Secara keseluruhan, premise dan
kemasan NE mengingatkan saya akan salah satu film favorit tahun 2012 lalu, The Impossible. Sama-sama bercerita
tentang satu keluarga yang berjuang survive dari bencana di negara Asia
Tenggara. Bedanya jika The Impossible
lawannya adalah bencana alam, NE adalah bencana sosial. Sama-sama mengerikan
dan sama-sama tak terduga. Efek thrilling dan ‘horor’-nya pun sama efektifnya.
Selama satu setengah jam lebih, penonton diajak untuk merasakan adrenaline rush
bak yang dialami Jack. Rasa was-was ada musuh yang siap menghabisi di tiap
jengkal dan tiap menit, ditambah khawatir terhadap nasib orang-orang yang
disayangi, menjadi formula yang begitu dipahami dan dimanfaatkan Dowdle di
sini. Tiap kejadian di alurnya berhasil membuat saya deg-degan dan merasa tidak
nyaman (for this case, it is a good thing) tanpa henti. For me, it was a
nightmare of being chased and playing deadly hide and seek.

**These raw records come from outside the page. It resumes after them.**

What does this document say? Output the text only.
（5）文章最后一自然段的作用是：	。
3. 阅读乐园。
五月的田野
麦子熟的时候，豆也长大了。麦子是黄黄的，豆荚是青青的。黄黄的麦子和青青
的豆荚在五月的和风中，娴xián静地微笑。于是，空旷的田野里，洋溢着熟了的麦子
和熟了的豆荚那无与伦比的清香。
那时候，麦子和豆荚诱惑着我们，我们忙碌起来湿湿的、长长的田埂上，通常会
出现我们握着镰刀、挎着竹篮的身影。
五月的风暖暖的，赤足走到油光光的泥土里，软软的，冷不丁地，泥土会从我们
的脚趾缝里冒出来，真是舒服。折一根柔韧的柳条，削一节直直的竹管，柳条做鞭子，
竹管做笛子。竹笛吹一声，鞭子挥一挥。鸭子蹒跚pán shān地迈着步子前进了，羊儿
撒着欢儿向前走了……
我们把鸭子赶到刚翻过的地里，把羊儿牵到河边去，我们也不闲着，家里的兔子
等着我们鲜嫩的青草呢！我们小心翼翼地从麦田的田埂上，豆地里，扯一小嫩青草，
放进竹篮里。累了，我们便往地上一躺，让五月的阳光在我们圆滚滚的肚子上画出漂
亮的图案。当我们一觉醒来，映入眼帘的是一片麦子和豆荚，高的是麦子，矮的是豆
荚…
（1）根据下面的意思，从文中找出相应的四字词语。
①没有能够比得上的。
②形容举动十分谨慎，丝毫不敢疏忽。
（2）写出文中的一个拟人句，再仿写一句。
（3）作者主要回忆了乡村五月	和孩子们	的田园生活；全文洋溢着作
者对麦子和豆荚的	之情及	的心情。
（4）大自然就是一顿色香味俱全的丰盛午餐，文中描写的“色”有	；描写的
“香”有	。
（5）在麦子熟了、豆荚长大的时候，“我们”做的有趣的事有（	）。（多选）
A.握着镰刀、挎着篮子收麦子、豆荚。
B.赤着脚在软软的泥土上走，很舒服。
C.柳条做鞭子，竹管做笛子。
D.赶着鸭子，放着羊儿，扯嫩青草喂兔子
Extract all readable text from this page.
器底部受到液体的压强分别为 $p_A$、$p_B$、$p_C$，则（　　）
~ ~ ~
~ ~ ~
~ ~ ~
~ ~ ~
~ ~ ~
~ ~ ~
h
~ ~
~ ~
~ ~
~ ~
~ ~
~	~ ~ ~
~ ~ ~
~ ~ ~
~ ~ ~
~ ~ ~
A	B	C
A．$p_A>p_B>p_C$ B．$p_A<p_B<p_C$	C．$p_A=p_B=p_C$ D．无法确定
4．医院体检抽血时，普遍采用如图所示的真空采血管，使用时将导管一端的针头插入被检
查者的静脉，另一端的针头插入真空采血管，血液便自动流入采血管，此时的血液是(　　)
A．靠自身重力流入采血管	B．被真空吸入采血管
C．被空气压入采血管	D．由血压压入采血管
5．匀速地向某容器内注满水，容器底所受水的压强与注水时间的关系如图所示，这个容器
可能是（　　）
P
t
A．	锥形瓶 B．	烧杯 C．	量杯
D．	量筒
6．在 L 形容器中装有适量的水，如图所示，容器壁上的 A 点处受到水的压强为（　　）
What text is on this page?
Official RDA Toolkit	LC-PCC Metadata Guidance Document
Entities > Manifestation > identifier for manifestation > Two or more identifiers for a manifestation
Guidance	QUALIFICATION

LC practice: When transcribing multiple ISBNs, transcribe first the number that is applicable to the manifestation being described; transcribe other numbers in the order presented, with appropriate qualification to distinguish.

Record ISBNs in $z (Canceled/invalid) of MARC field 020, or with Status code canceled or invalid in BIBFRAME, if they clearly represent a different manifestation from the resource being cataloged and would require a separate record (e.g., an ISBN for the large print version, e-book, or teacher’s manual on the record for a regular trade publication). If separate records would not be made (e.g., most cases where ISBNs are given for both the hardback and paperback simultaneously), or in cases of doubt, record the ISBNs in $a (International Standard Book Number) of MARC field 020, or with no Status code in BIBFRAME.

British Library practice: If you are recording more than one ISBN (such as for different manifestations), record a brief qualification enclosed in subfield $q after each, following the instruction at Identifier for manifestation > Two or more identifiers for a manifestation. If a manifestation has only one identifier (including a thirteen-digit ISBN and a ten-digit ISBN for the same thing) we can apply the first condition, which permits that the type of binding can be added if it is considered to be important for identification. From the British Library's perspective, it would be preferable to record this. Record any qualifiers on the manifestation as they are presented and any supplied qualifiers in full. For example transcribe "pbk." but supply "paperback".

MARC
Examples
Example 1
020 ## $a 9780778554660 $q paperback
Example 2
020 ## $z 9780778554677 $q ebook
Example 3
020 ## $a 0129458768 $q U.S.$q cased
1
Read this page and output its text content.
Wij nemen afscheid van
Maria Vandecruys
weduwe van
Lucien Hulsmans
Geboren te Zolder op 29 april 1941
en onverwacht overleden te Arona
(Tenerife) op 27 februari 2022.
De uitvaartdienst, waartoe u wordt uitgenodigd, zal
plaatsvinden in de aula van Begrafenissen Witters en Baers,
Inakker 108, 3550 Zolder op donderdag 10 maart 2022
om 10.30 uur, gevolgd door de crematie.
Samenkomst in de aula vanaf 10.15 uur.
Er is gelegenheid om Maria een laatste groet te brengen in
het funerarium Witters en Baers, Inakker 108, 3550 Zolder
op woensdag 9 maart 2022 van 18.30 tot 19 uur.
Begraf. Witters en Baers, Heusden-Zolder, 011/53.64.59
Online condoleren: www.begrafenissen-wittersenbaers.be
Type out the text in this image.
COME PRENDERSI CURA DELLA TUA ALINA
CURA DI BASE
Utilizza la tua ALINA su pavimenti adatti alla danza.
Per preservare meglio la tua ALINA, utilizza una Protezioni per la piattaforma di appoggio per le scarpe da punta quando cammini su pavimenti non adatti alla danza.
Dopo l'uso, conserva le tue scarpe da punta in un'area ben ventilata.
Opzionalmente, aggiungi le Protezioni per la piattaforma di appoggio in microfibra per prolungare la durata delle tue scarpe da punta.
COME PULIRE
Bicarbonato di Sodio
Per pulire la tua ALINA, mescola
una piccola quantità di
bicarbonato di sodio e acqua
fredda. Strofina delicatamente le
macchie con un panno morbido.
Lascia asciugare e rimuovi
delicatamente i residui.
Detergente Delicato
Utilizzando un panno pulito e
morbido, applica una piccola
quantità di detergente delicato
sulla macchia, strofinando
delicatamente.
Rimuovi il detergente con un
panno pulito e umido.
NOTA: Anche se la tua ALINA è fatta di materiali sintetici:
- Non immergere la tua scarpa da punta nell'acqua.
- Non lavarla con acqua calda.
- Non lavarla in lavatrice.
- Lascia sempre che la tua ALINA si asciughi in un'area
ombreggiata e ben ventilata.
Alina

Very terrifying.
Lupakan naskah cerita yang
berbobot, karena NE tidak membutuhkannya. Alur cerita dengan ride yang bisa
membuat penonton menahan nafas sepanjang film, sudah membuat NE berhasil menjalankan
misinya. Namun bukan berarti naskahnya sama sekali tak patut diapresiasi. Meski
berbagai elemen merujuk setting cerita di Thailand, seperti tulisan aksara
Thai, bahasa, dan penggambaran fisik masyarakatnya, namun sama sekali tak ada
penyebutan nama negara Thailand sepanjang film dan dalam materi promosi apa
pun. Faktanya pun, Thailand memang tak berbatasan langsung dengan Vietnam
seperti yang diceritakan dalam film (kalau mau lebih teliti, yang lebih masuk akal dari detail yang ditampilkan, latarnya justru berada di Kamboja). Jelas ini menjadi bukti bahwa naskah
dikerjakan dengan sangat hati-hati, tanpa bermaksud mendeskritkan suatu negara
tertentu. Namun impact-nya (like, xenophobic, for instance) memang bisa terasa
terhadap negara-negara Third World, khususnya Asia Tenggara. Modus negara-negara
Barat yang digambarkan sengaja membantu negara-negara berkembang yang mustahil
membayar hutang-huntangnya sebagai cara untuk mengendalikan suatu negara,
menjadi penyeimbang untuk menetralkan keterpihakan salah satu blok negara.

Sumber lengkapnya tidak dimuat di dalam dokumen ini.